In alto, gracchiò un corvo. Appollaiato sulla statua di re Baelor, stava cacando sulla sua sacra testa.

«C’è molto che puoi fare per Tommen, milord» intervenne Jaime. «Molto davvero. Forse, alla conclusione degli uffici funebri serali, potresti fare a sua maestà l’onore di cenare con lei.»

Cersei gli lanciò una feroce occhiata, ma per una volta ebbe il buonsenso di mordersi la lingua.

«Cenare?» Tyrell non se l’aspettava. «Credo di… ma naturalmente, ne sarei molto onorato. La lady mia moglie e io.»

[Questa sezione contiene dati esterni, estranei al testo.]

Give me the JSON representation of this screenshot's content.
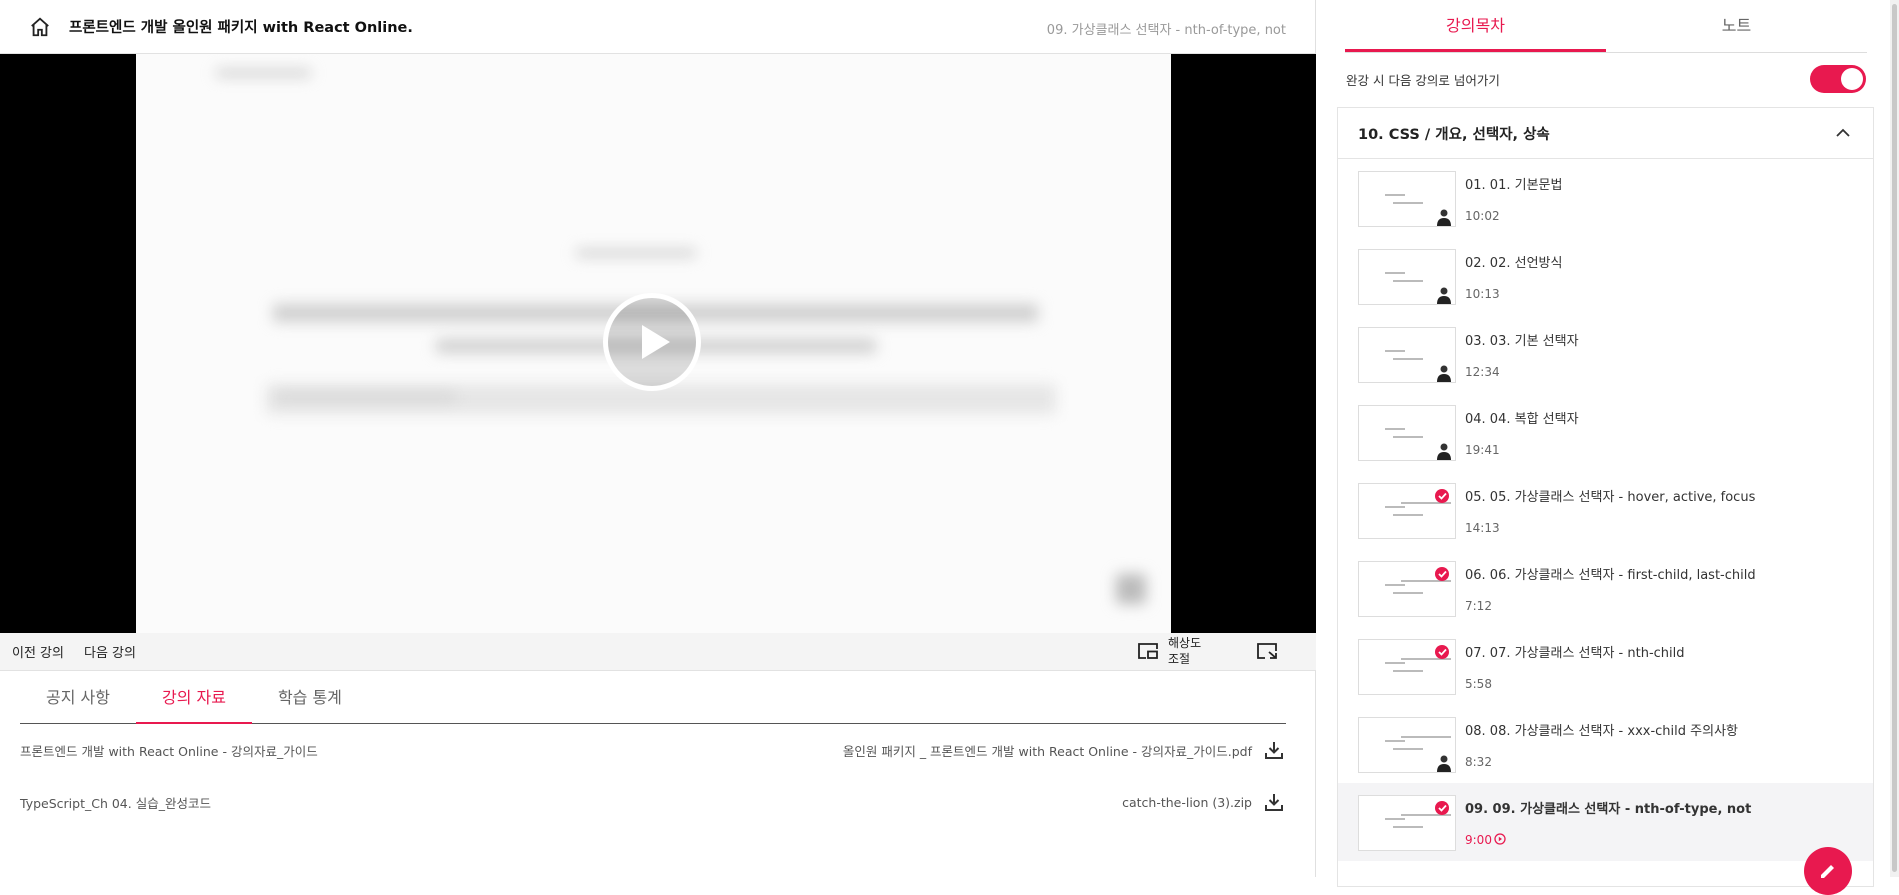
{
  "header": {
    "course_title": "프론트엔드 개발 올인원 패키지 with React Online.",
    "current_lecture": "09. 가상클래스 선택자 - nth-of-type, not",
    "home_icon": "home-icon"
  },
  "player": {
    "play_icon": "play-icon",
    "prev_label": "이전 강의",
    "next_label": "다음 강의",
    "quality_label": "해상도 조절",
    "quality_icon": "picture-in-picture-icon",
    "fullscreen_icon": "fullscreen-icon"
  },
  "tabs": [
    {
      "label": "공지 사항",
      "active": false
    },
    {
      "label": "강의 자료",
      "active": true
    },
    {
      "label": "학습 통계",
      "active": false
    }
  ],
  "materials": [
    {
      "name": "프론트엔드 개발 with React Online - 강의자료_가이드",
      "file": "올인원 패키지 _ 프론트엔드 개발 with React Online - 강의자료_가이드.pdf"
    },
    {
      "name": "TypeScript_Ch 04. 실습_완성코드",
      "file": "catch-the-lion (3).zip"
    }
  ],
  "sidebar": {
    "tabs": [
      {
        "label": "강의목차",
        "active": true
      },
      {
        "label": "노트",
        "active": false
      }
    ],
    "autoplay_label": "완강 시 다음 강의로 넘어가기",
    "autoplay_on": true,
    "section_title": "10. CSS / 개요, 선택자, 상속",
    "lectures": [
      {
        "title": "01. 01. 기본문법",
        "duration": "10:02",
        "completed": false,
        "current": false
      },
      {
        "title": "02. 02. 선언방식",
        "duration": "10:13",
        "completed": false,
        "current": false
      },
      {
        "title": "03. 03. 기본 선택자",
        "duration": "12:34",
        "completed": false,
        "current": false
      },
      {
        "title": "04. 04. 복합 선택자",
        "duration": "19:41",
        "completed": false,
        "current": false
      },
      {
        "title": "05. 05. 가상클래스 선택자 - hover, active, focus",
        "duration": "14:13",
        "completed": true,
        "current": false
      },
      {
        "title": "06. 06. 가상클래스 선택자 - first-child, last-child",
        "duration": "7:12",
        "completed": true,
        "current": false
      },
      {
        "title": "07. 07. 가상클래스 선택자 - nth-child",
        "duration": "5:58",
        "completed": true,
        "current": false
      },
      {
        "title": "08. 08. 가상클래스 선택자 - xxx-child 주의사항",
        "duration": "8:32",
        "completed": false,
        "current": false
      },
      {
        "title": "09. 09. 가상클래스 선택자 - nth-of-type, not",
        "duration": "9:00",
        "completed": true,
        "current": true
      }
    ]
  },
  "accent_color": "#e8194f"
}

La regina si costrinse a sorridere e a emettere suoni gradevoli. Ma quando Tyrell se ne fu andato, dopo che Tommen fu affidato a ser Addam Marbrand, Cersei si voltò verso Jaime, livida di rabbia.

«Sei ubriaco, ser, o stai sognando? Parla, di grazia: per quale motivo dovrei sprecare una cena con quel ridicolo idiota e la sua inutile moglie?» Un refolo di vento fece ondeggiare i suoi capelli dorati. «Non intendo nominare Tyrell Primo Cavaliere del re, se è questo che…»

«Tyrell ti serve» tagliò corto Jaime «ma non qui, e non alla Fortezza Rossa. Chiedigli di prendere Capo Tempesta a nome di Tommen. Lusingalo, digli che lo vuoi sul campo, al posto di nostro padre. Mace Tyrell vede se stesso come un forte guerriero. Ci sono due sole possibilità: o riuscirà a consegnarti Capo Tempesta, o farà la figura dell’inetto. In un caso come nell’altro, sarai tu a vincere.»

«Capo Tempesta?» Cersei si fece pensierosa. «Sì, ma… Lord Tyrell mi ha tediato a morte ribadendo che non intende lasciare Approdo del Re fino al matrimonio di Tommen e Margaery.»

«E allora fai in modo che si sposino.» Jaime sospirò. «Passeranno anni prima che Tommen sia in età di consumare il matrimonio. E fino a quando questo non sarà accaduto, la loro unione potrà essere messa da parte. Dai a Tyrell le sue nozze e poi mandalo a giocare al soldato.»

Un sorriso infido increspò le labbra di Cersei. «Anche un assedio ha i suoi rischi» mormorò. «Chi può dirlo… in una simile impresa il lord di Alto Giardino potrebbe addirittura perdere la vita.»

«Quel rischio esiste certamente» concesse Jaime. «Soprattutto se Tyrell dovesse perdere la pazienza e lanciarsi in un assalto frontale.»

«Sai» disse Cersei lanciandogli una lunga occhiata «per un momento, mi era quasi sembrato di sentire la voce di nostro padre.»